I was on the phone with a CEO the other week. He wanted my advice for how he could cultivate a more open, transparent company culture for his team.

This CEO seemed to be already doing a lot of the right things. He held monthly all-hands meetings to get everyone on the same page. He also regularly asked questions to his employees about what could be better in the company.

However, when I recommended one question that he ask his employees, he was a bit taken aback.

“You want me to ask my team: ‘Are there any benefits we don’t offer that you think we should?’ Hmm, I dunno, Claire,” he told me.

This CEO assured me that he welcomed and valued feedback from employees. But asking about company benefits? And asking about them so publicly? He started to feel nervous about it.

“I don’t want the feedback to be a distraction,” he shared. “There’s so much we already do around benefits — I think this could set the wrong expectations and derail people from getting their work done.”

He continued:

“And, I don’t think we’re ready to act on that feedback. If we ask that question, it implies we need to implement something. But it might not be cost-effective. If we can’t do it, I don’t want to let people down.”

I get it. I’m a CEO myself. No CEO wants her employees to be distracted. No CEO wants to make false promises.

Here’s the reality, though: If you dig deeper, those two statements are actually excuses that are keeping you from building the open, transparent company culture you’re keen on.

Let’s take a look.

Excuse #1: “I don’t want feedback to be a distraction.”

Any feedback your employee might have already exists, whether or not you choose to ask about it. If someone has an idea to improve company benefits, that’s an idea that they’re already thinking about in their heads. So if you don’t ask about it — if you let that feedback sit and fester — it becomes a distraction. The longer you ignore it, the longer you don’t ask about it, the greater the distraction balloons. The way to nip the distraction in the bud is to ask about it. When you ask a question like, “Are there any benefits we don’t offer that you think the we should?”, you have an opportunity to clear the air, and help an employee feel heard. Asking for feedback isn’t the distraction — pretending that your employees don’t have feedback is.

Excuse #2: “I’m not ready to act on feedback.”

Popular management wisdom tells you that,”You shouldn’t ask for feedback unless you’re ready to act on it.” Sure, if you don’t do something with the feedback, you’ll look like you’re not following through on your word. But acting on feedback doesn’t necessarily mean implementing the actual piece of feedback. You can thank the person who gave you the feedback. You can explain why you’re not enacting the feedback, and provide context for the decision.

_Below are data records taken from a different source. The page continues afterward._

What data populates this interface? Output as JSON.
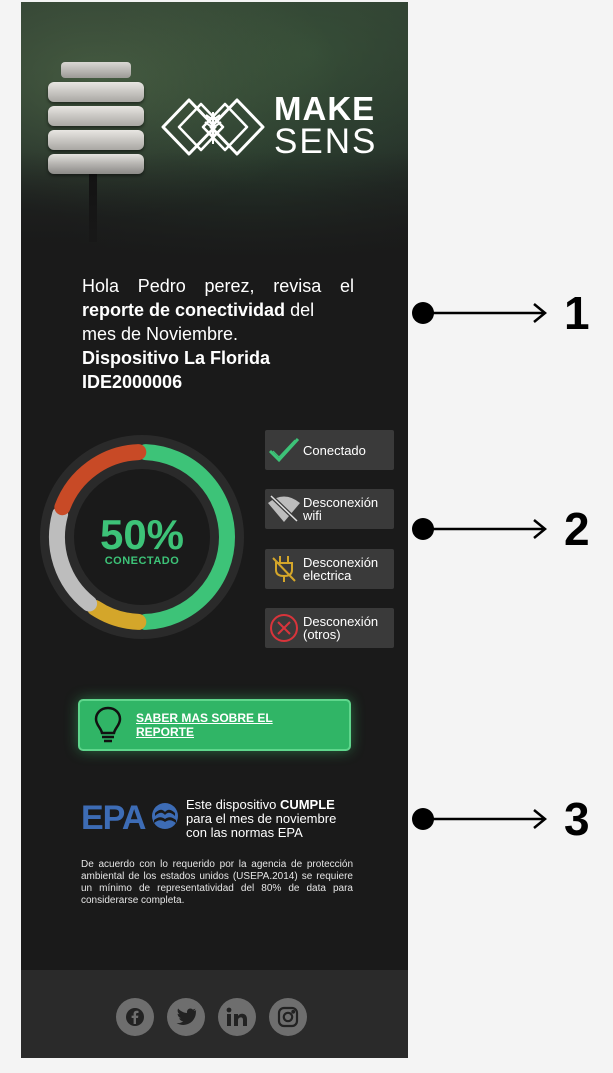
{
  "brand": {
    "make": "MAKE",
    "sens": "SENS"
  },
  "intro": {
    "greeting": "Hola Pedro perez, revisa el",
    "report_bold": "reporte de conectividad",
    "after_bold": "del",
    "month_line": "mes de Noviembre.",
    "device_line": "Dispositivo La Florida",
    "device_id": "IDE2000006"
  },
  "chart_data": {
    "type": "pie",
    "subtype": "donut",
    "center_value": "50%",
    "center_label": "CONECTADO",
    "segments": [
      {
        "name": "Conectado",
        "value": 50,
        "color": "#3dc378"
      },
      {
        "name": "Desconexión electrica",
        "value": 10,
        "color": "#d4a62a"
      },
      {
        "name": "Desconexión wifi",
        "value": 20,
        "color": "#bdbdbd"
      },
      {
        "name": "Desconexión (otros)",
        "value": 20,
        "color": "#c84a26"
      }
    ]
  },
  "legend": {
    "connected": "Conectado",
    "wifi_l1": "Desconexión",
    "wifi_l2": "wifi",
    "electric_l1": "Desconexión",
    "electric_l2": "electrica",
    "other_l1": "Desconexión",
    "other_l2": "(otros)"
  },
  "cta": {
    "line1": "SABER MAS SOBRE EL",
    "line2": "REPORTE"
  },
  "epa": {
    "logo_text": "EPA",
    "pre": "Este dispositivo",
    "bold": "CUMPLE",
    "line2": "para el mes de noviembre",
    "line3": "con las normas EPA",
    "disclaimer": "De acuerdo con lo requerido por la agencia de protección ambiental de los estados unidos (USEPA.2014) se requiere un mínimo de representatividad del 80% de data para considerarse completa."
  },
  "annotations": [
    "1",
    "2",
    "3"
  ],
  "icons": {
    "connected": "check-icon",
    "wifi": "wifi-off-icon",
    "electric": "plug-off-icon",
    "other": "x-circle-icon",
    "cta": "lightbulb-icon",
    "social": [
      "facebook-icon",
      "twitter-icon",
      "linkedin-icon",
      "instagram-icon"
    ]
  },
  "colors": {
    "accent_green": "#3dc378",
    "button_green": "#30b566",
    "epa_blue": "#3d6cb5",
    "background": "#1a1a1a"
  }
}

Both routes show you’re listening, and that you value your employees’ feedback. Oftentimes, that recognition and explanation is all an employee is looking for. They’ll take notice.

If you’ve ever caught your own manager — or yourself — saying the above two excuses, then here’s my tip: Stop.

While you may mean well, you’re hindering yourself from creating the open, transparent company culture you’ve always wanted.